Le réalisateur Sam Mendes a choisi une année charnière de la 1ère Guerre Mondiale pour raconter l’histoire intense de deux jeunes soldats britanniques englués sur le front du Pas-de-Calais. Ils vont être chargés d’une mission périlleuse qui, si elle n’aboutit pas, aura pour conséquence le massacre d’un vaste bataillon militaire. 

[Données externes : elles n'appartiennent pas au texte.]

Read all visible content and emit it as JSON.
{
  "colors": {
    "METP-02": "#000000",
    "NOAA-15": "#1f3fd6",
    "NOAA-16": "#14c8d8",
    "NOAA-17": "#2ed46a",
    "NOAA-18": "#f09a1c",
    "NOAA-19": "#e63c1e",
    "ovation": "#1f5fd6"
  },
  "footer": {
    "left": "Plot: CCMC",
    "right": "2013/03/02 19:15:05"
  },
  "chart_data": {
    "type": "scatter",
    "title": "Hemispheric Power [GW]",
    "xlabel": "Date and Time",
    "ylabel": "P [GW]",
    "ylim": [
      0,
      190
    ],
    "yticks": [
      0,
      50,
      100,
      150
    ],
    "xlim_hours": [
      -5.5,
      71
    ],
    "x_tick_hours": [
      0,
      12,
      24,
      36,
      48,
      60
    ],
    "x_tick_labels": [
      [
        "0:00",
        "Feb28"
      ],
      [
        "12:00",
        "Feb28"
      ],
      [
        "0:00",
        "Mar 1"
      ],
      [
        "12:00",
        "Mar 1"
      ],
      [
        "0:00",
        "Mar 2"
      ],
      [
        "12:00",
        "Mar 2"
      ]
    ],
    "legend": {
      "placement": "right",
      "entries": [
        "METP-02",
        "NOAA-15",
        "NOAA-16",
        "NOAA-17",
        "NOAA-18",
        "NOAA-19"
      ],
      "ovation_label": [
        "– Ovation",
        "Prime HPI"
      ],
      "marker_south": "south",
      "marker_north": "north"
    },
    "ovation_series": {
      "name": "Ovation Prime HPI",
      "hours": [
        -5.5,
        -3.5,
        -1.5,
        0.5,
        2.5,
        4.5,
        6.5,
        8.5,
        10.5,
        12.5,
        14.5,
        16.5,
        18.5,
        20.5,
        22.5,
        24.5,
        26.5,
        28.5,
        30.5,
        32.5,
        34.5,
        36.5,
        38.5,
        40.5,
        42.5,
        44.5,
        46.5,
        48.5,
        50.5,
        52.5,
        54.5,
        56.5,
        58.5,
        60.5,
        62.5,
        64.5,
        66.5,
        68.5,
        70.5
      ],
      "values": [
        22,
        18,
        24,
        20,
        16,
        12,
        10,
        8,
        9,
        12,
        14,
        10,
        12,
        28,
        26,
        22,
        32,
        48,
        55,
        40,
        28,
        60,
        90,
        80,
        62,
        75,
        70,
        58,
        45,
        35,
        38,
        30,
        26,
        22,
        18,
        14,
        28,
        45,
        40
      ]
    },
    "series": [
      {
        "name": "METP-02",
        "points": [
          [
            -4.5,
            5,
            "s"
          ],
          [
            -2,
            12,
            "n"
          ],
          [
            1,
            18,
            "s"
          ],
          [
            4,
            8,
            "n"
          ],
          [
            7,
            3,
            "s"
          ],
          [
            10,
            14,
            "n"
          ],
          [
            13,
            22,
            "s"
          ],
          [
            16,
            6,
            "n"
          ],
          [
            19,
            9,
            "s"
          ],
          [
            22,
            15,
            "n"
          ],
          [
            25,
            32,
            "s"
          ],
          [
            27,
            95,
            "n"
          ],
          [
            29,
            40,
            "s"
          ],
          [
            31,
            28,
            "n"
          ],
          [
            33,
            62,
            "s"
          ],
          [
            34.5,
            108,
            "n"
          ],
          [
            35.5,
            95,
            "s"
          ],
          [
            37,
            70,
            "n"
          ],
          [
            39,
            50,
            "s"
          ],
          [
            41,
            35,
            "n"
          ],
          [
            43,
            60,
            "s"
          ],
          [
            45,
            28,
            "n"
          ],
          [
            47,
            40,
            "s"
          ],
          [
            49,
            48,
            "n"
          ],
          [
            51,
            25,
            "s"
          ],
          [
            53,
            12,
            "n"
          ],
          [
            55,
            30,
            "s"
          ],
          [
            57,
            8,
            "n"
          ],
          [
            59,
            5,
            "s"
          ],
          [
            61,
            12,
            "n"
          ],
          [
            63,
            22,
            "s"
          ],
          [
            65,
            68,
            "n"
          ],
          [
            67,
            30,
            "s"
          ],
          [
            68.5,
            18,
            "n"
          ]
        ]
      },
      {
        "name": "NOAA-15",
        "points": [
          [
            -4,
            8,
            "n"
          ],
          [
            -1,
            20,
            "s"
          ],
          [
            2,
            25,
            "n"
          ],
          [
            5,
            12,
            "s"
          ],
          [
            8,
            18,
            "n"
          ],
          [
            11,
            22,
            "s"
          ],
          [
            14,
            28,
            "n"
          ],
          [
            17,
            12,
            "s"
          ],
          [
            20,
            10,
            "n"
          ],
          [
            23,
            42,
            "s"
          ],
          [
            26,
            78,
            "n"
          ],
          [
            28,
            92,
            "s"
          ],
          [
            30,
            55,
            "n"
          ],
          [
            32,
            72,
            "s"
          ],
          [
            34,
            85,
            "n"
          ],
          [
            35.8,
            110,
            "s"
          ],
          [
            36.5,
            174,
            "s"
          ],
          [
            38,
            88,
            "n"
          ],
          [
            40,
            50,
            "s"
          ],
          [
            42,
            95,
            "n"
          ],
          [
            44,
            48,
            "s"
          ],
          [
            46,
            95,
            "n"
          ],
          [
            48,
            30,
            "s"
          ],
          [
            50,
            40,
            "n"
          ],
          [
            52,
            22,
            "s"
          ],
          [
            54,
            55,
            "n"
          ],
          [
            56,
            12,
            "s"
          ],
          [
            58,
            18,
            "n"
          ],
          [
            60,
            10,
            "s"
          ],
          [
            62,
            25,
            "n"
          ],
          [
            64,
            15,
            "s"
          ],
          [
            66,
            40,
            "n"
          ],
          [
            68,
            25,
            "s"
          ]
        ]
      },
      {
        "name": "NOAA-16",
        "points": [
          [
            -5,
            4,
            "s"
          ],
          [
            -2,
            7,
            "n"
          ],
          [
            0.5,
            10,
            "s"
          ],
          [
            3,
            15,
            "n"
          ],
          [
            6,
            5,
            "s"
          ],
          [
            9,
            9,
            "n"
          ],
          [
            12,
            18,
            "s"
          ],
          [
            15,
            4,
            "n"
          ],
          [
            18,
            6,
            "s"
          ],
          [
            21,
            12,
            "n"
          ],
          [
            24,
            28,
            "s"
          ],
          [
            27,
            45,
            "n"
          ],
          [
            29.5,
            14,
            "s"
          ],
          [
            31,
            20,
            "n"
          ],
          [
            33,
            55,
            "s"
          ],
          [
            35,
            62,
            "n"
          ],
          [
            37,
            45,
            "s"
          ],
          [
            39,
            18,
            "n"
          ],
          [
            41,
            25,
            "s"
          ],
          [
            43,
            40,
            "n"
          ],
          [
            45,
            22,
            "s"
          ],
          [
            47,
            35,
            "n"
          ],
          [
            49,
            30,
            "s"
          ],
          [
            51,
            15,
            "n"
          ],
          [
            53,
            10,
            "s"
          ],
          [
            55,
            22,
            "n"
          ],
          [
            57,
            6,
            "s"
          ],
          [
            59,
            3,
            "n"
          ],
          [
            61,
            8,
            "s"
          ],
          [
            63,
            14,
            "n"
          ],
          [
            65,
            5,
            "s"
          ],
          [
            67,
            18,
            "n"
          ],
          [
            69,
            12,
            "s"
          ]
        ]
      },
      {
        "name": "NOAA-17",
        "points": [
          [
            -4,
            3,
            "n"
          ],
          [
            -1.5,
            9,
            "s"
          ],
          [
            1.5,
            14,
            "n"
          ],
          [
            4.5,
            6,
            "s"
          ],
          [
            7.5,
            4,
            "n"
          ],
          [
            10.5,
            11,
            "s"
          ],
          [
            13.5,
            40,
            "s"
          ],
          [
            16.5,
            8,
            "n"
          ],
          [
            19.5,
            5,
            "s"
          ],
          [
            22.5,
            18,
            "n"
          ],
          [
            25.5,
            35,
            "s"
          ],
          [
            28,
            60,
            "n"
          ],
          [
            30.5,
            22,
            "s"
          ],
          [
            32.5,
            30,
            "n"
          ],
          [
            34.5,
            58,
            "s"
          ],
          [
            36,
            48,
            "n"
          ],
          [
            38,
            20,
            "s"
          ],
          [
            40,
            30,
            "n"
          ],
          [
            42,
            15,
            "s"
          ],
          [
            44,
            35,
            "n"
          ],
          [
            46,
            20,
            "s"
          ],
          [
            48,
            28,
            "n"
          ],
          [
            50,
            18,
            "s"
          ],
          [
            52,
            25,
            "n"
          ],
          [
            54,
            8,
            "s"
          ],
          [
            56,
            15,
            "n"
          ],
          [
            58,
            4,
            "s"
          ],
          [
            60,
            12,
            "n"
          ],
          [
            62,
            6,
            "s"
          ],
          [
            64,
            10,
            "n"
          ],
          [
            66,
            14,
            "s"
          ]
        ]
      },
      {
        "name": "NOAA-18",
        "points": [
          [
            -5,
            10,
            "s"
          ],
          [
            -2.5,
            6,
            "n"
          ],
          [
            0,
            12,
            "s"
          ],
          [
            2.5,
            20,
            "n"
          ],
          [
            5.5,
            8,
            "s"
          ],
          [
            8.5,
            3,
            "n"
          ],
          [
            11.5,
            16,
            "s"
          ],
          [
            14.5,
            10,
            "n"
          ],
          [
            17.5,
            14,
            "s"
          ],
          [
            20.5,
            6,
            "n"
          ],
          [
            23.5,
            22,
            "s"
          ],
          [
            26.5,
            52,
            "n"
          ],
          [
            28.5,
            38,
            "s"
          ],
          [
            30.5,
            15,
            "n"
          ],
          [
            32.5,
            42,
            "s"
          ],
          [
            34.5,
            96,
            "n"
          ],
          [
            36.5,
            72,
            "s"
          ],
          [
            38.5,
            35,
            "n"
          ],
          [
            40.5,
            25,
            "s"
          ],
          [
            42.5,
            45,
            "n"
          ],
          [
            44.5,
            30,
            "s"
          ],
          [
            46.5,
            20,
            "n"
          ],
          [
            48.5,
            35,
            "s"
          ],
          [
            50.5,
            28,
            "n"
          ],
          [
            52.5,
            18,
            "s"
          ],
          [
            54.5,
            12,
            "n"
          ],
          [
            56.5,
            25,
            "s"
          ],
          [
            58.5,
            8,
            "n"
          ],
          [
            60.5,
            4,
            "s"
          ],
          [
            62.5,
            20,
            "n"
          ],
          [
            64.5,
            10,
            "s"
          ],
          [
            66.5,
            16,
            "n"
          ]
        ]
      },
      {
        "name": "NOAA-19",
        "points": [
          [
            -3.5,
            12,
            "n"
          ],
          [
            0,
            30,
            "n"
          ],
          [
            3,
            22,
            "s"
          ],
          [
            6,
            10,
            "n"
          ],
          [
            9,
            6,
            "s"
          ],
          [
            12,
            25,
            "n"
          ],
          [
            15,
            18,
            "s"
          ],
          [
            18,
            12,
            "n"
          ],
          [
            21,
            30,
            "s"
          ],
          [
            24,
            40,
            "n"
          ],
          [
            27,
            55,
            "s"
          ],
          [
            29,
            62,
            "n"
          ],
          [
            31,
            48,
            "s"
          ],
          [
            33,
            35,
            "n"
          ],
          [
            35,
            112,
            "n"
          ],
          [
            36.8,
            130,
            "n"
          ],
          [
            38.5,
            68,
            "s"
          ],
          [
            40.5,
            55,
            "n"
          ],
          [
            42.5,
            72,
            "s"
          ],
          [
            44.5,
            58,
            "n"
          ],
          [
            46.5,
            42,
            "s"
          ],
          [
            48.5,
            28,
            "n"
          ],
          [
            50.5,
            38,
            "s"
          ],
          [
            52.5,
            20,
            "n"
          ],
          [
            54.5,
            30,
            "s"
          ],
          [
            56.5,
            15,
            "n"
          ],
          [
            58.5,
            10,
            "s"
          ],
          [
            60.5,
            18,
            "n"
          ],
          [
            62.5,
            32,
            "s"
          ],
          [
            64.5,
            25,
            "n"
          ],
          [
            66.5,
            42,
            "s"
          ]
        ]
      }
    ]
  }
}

Le film s’ouvre sur le quotidien dans les tranchées, mais pour s’en extraire rapidement afin d’affronter l’au-delà de cette ligne de front, et quitter l’immobilisme auquel les soldats étaient alors condamnés. 

Cette année 1917 marque le recul des allemands jusqu’à la ligne Hindenburg (le début de cette retraite date historiquement de février 1917), ce qui provoque une réelle inconnue au-delà du front où militaires français et britanniques luttent depuis si longtemps pour arracher quelques centaines de mètres de territoire. Cette zone est maintenant vide, l’ennemi ayant quitté ces étendues de terre devenues un no man’s land que les alliés vont alors découvrir dans une campagne désoeuvrée, dévastée.

Désormais la configuration change, mais les soldats coincés dans ces tranchées ne savent pas réellement pourquoi les allemands ne sont plus là, surtout qu’ils ont disparu en une nuit. C’est donc un point de départ fabuleux pour les deux protagonistes créés par Sam Mendes. Tous deux sont de jeunes soldats de première classe, Blake et Shofield, à qui un gradé confie une mission inouïe : faire parvenir en un temps record un message à un autre bataillon qui doit attaquer l’ennemi le lendemain matin à l’aube. Et la missive est claire : annuler impérativement l’assaut qui se révèle être en fait un piège, et qui provoquerait la mort de 1600 hommes, dont le frère de Blake. C’est pour cette raison que le choix s’est porté sur lui. Et c’est logiquement que le jeune homme choisit son ami pour le suivre. Ils devront donc s’aventurer sur ce territoire a priori délaissé par l’ennemi, où ils ne savent finalement pas ce qu’ils vont y trouver, pour rejoindre l’autre front allié et annuler l’offensive. Le compte à rebours est lancé, et le rythme haletant du film aussi. La caméra ne cessera pas de suivre pas à pas, enjambées sur enjambées, les deux hommes qui quittent les tranchées pour traverser les grandes étendues du nord de la France, où l’horizon semble infini. Comme en témoigne le chef opérateur Roger Deakins, Sam Mendes avait stipulé sur le scénario, avant toute lecture, qu’il était élaboré comme un unique plan. Autant dire que le challenge était annoncé avant même la découverte de l’histoire et qu’il était déjà primordial d’entrevoir les prémisses d’une démarche technique pour aborder de plein fouet la morphologie du film. La volonté première du metteur en scène était de provoquer le fantasme d’assister à un plan-séquence de deux heures où le spectateur s’immergerait in extenso dans l’effroyable expérience de Blake et Shofield. Avec une sensation de la vivre en temps réel. 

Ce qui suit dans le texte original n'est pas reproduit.